Always remember that a chip is only one part of your pet’s identification system. Therefore, it is strongly recommended to place a tag or collar on your pet. Not everyone knows about microchips so either they will keep your pet or give it away. If your phone number is there, the person can reach out. They don’t need your pet’s name or your address. In fact, they just need to know how to contact you if they have your pet.

Don’t let your pet run loose. Bear in mind that a microchip cannot stop your furry companion from being involved in a traffic accident or being stolen by an individual who has malicious intentions.

 

 

How Much Microchipping Costs and Which Brand is the Best

If done by a veterinarian, expect the process to cost around $50. You can also check with local animal shelters or rescue groups as they may offer it for a lesser price. On the other hand, there is no “best” brand. WebMD suggested consulting your veterinarian and your local animal shelter to see what chip is commonly used in your area.

Try to find out which chips can be read at your local shelter to ensure that the implanted chip can be scanned. However, some chips can be “more universally read than others.” Not all shelters have universal scanners. Murray suggest visiting your veterinarian at every checkup, allowing them to scan to chip to ensure that it can still be read. This is also to make sure that the chip is still near your pet’s shoulder blades.
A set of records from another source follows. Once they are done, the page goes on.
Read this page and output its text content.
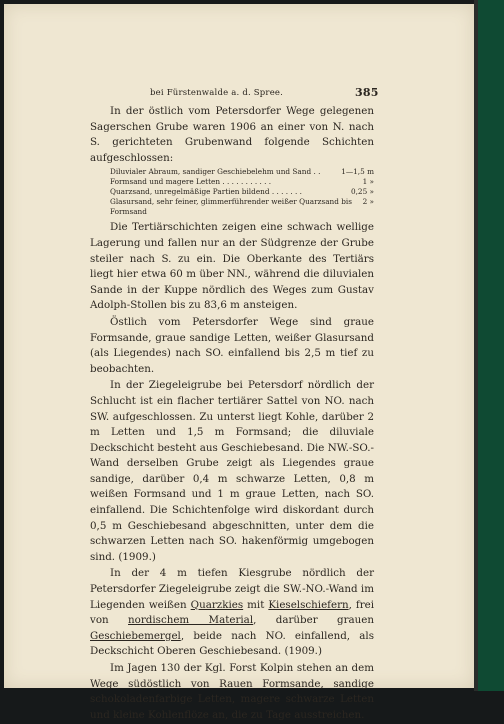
bei Fürstenwalde a. d. Spree.	385

In der östlich vom Petersdorfer Wege gelegenen Sagerschen Grube waren 1906 an einer von N. nach S. gerichteten Grubenwand folgende Schichten aufgeschlossen:

Diluvialer Abraum, sandiger Geschiebelehm und Sand . .	1—1,5 m
Formsand und magere Letten . . . . . . . . . . .	1 »
Quarzsand, unregelmäßige Partien bildend . . . . . . .	0,25 »
Glasursand, sehr feiner, glimmerführender weißer Quarzsand bis 2 »
Formsand

Die Tertiärschichten zeigen eine schwach wellige Lagerung und fallen nur an der Südgrenze der Grube steiler nach S. zu ein. Die Oberkante des Tertiärs liegt hier etwa 60 m über NN., während die diluvialen Sande in der Kuppe nördlich des Weges zum Gustav Adolph-Stollen bis zu 83,6 m ansteigen.

Östlich vom Petersdorfer Wege sind graue Formsande, graue sandige Letten, weißer Glasursand (als Liegendes) nach SO. einfallend bis 2,5 m tief zu beobachten.

In der Ziegeleigrube bei Petersdorf nördlich der Schlucht ist ein flacher tertiärer Sattel von NO. nach SW. aufgeschlossen. Zu unterst liegt Kohle, darüber 2 m Letten und 1,5 m Formsand; die diluviale Deckschicht besteht aus Geschiebesand. Die NW.-SO.-Wand derselben Grube zeigt als Liegendes graue sandige, darüber 0,4 m schwarze Letten, 0,8 m weißen Formsand und 1 m graue Letten, nach SO. einfallend. Die Schichtenfolge wird diskordant durch 0,5 m Geschiebesand abgeschnitten, unter dem die schwarzen Letten nach SO. hakenförmig umgebogen sind. (1909.)

In der 4 m tiefen Kiesgrube nördlich der Petersdorfer Ziegeleigrube zeigt die SW.-NO.-Wand im Liegenden weißen Quarzkies mit Kieselschiefern, frei von nordischem Material, darüber grauen Geschiebemergel, beide nach NO. einfallend, als Deckschicht Oberen Geschiebesand. (1909.)

Im Jagen 130 der Kgl. Forst Kolpin stehen an dem Wege südöstlich von Rauen Formsande, sandige schokoladenfarbige Letten, magere schwarze Letten und kleine Kohlenflöze an, die zu Tage ausstreichen.
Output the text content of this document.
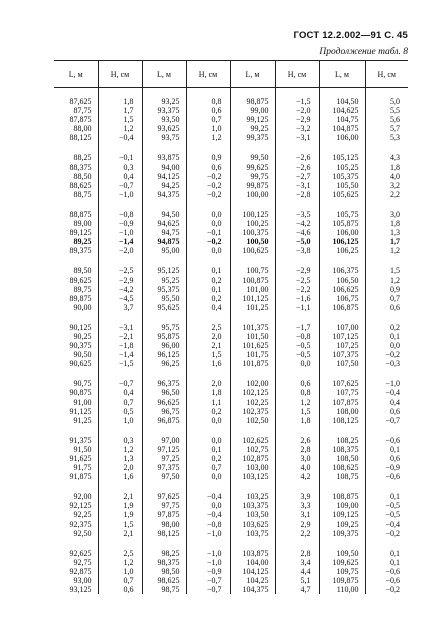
ГОСТ 12.2.002—91 С. 45
Продолжение табл. 8
L, м	H, см	L, м	H, см	L, м	H, см	L, м	H, см
87,625	1,8	93,25	0,8	98,875	−1,5	104,50	5,0
87,75	1,7	93,375	0,6	99,00	−2,0	104,625	5,5
87,875	1,5	93,50	0,7	99,125	−2,9	104,75	5,6
88,00	1,2	93,625	1,0	99,25	−3,2	104,875	5,7
88,125	−0,4	93,75	1,2	99,375	−3,1	106,00	5,3

88,25	−0,1	93,875	0,9	99,50	−2,6	105,125	4,3
88,375	0,3	94,00	0,6	99,625	−2,6	105,25	1,8
88,50	0,4	94,125	−0,2	99,75	−2,7	105,375	4,0
88,625	−0,7	94,25	−0,2	99,875	−3,1	105,50	3,2
88,75	−1,0	94,375	−0,2	100,00	−2,8	105,625	2,2

88,875	−0,8	94,50	0,0	100,125	−3,5	105,75	3,0
89,00	−0,9	94,625	0,0	100,25	−4,2	105,875	1,8
89,125	−1,0	94,75	−0,1	100,375	−4,6	106,00	1,3
89,25	−1,4	94,875	−0,2	100,50	−5,0	106,125	1,7
89,375	−2,0	95,00	0,0	100,625	−3,8	106,25	1,2

89,50	−2,5	95,125	0,1	100,75	−2,9	106,375	1,5
89,625	−2,9	95,25	0,2	100,875	−2,5	106,50	1,2
89,75	−4,2	95,375	0,1	101,00	−2,2	106,625	0,9
89,875	−4,5	95,50	0,2	101,125	−1,6	106,75	0,7
90,00	3,7	95,625	0,4	101,25	−1,1	106,875	0,6

90,125	−3,1	95,75	2,5	101,375	−1,7	107,00	0,2
90,25	−2,1	95,875	2,0	101,50	−0,8	107,125	0,1
90,375	−1,8	96,00	2,1	101,625	−0,5	107,25	0,0
90,50	−1,4	96,125	1,5	101,75	−0,5	107,375	−0,2
90,625	−1,5	96,25	1,6	101,875	0,0	107,50	−0,3

90,75	−0,7	96,375	2,0	102,00	0,6	107,625	−1,0
90,875	0,4	96,50	1,8	102,125	0,8	107,75	−0,4
91,00	0,7	96,625	1,1	102,25	1,2	107,875	0,4
91,125	0,5	96,75	0,2	102,375	1,5	108,00	0,6
91,25	1,0	96,875	0,0	102,50	1,8	108,125	−0,7

91,375	0,3	97,00	0,0	102,625	2,6	108,25	−0,6
91,50	1,2	97,125	0,1	102,75	2,8	108,375	0,1
91,625	1,3	97,25	0,2	102,875	3,0	108,50	0,6
91,75	2,0	97,375	0,7	103,00	4,0	108,625	−0,9
91,875	1,6	97,50	0,0	103,125	4,2	108,75	−0,6

92,00	2,1	97,625	−0,4	103,25	3,9	108,875	0,1
92,125	1,9	97,75	0,0	103,375	3,3	109,00	−0,5
92,25	1,9	97,875	−0,4	103,50	3,1	109,125	−0,5
92,375	1,5	98,00	−0,8	103,625	2,9	109,25	−0,4
92,50	2,1	98,125	−1,0	103,75	2,2	109,375	−0,2

92,625	2,5	98,25	−1,0	103,875	2,8	109,50	0,1
92,75	1,2	98,375	−1,0	104,00	3,4	109,625	0,1
92,875	1,0	98,50	−0,9	104,125	4,4	109,75	−0,6
93,00	0,7	98,625	−0,7	104,25	5,1	109,875	−0,6
93,125	0,6	98,75	−0,7	104,375	4,7	110,00	−0,2
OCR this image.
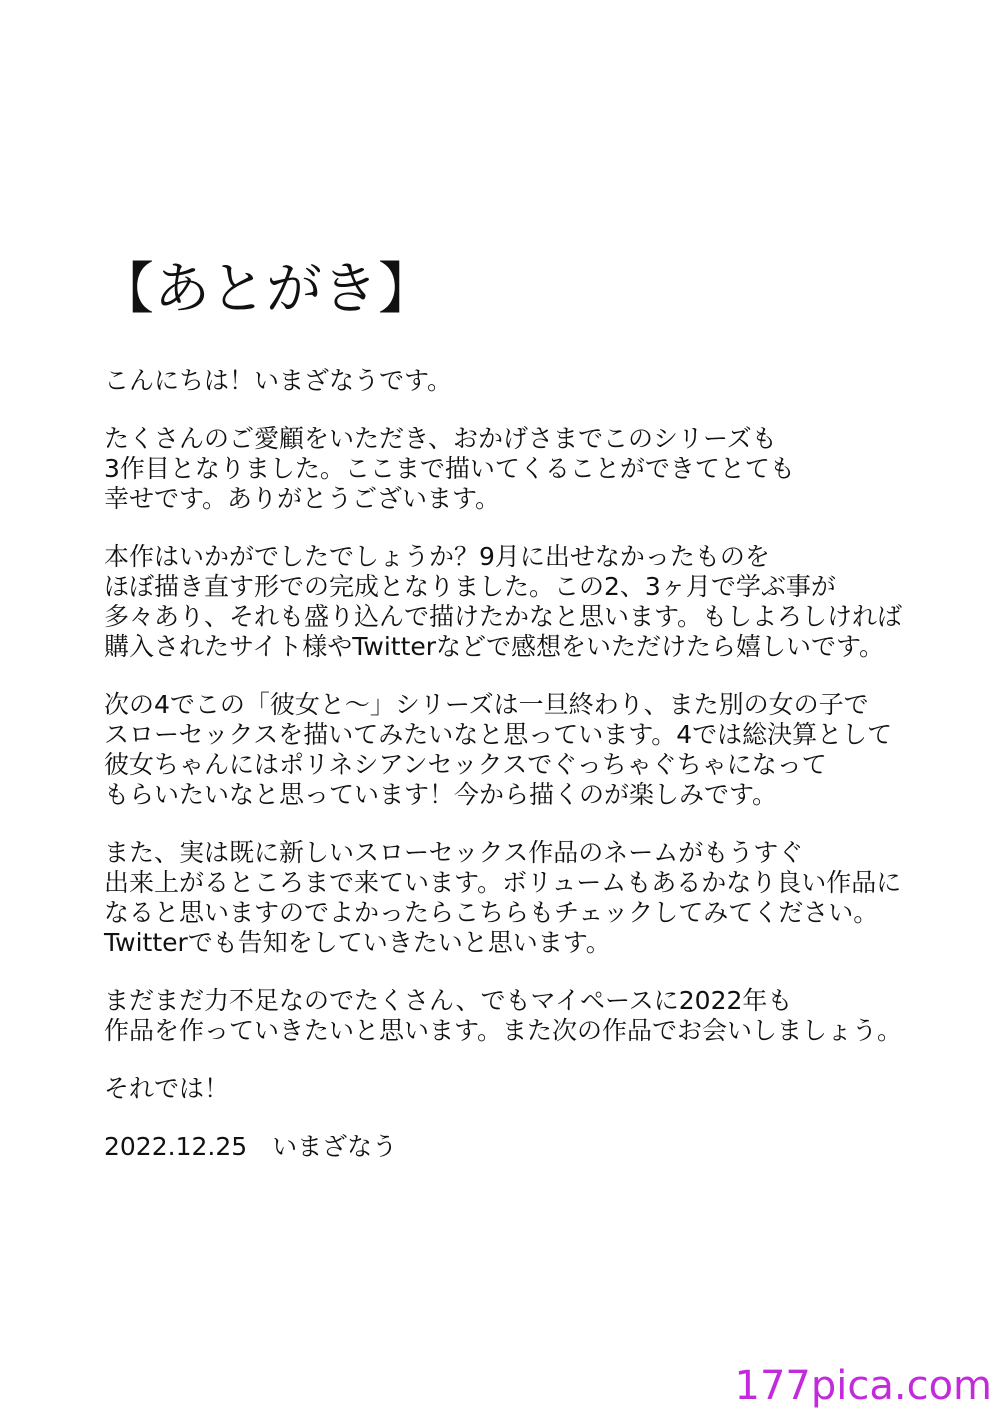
【あとがき】

こんにちは！いまざなうです。

たくさんのご愛顧をいただき、おかげさまでこのシリーズも
3作目となりました。ここまで描いてくることができてとても
幸せです。ありがとうございます。

本作はいかがでしたでしょうか？9月に出せなかったものを
ほぼ描き直す形での完成となりました。この2、3ヶ月で学ぶ事が
多々あり、それも盛り込んで描けたかなと思います。もしよろしければ
購入されたサイト様やTwitterなどで感想をいただけたら嬉しいです。

次の4でこの「彼女と～」シリーズは一旦終わり、また別の女の子で
スローセックスを描いてみたいなと思っています。4では総決算として
彼女ちゃんにはポリネシアンセックスでぐっちゃぐちゃになって
もらいたいなと思っています！今から描くのが楽しみです。

また、実は既に新しいスローセックス作品のネームがもうすぐ
出来上がるところまで来ています。ボリュームもあるかなり良い作品に
なると思いますのでよかったらこちらもチェックしてみてください。
Twitterでも告知をしていきたいと思います。

まだまだ力不足なのでたくさん、でもマイペースに2022年も
作品を作っていきたいと思います。また次の作品でお会いしましょう。

それでは！

2022.12.25　いまざなう

177pica.com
What if A Chip Is Implanted Incorrectly?

Complications can occur, said Murray. Such mistakes happen but it is rare. When a chip is improperly placed, it can result in potentially life-threatening complications. For example, microchips have been improperly implanted into the spinal canal of small-breed puppies, causing acute-onset tetraparesis or weakness of all four limbs. The condition was resolved after the chip was surgically removed.

Losing a pet is indeed devastating. Therefore, pets should be microchipped to help distressed owners reunite with their furry friends. A tag or collar should also be placed to act as an alternative identification system. Be sure the microchip or tag’s contact details are updated to increase an owner’s likelihood of reuniting with their pet.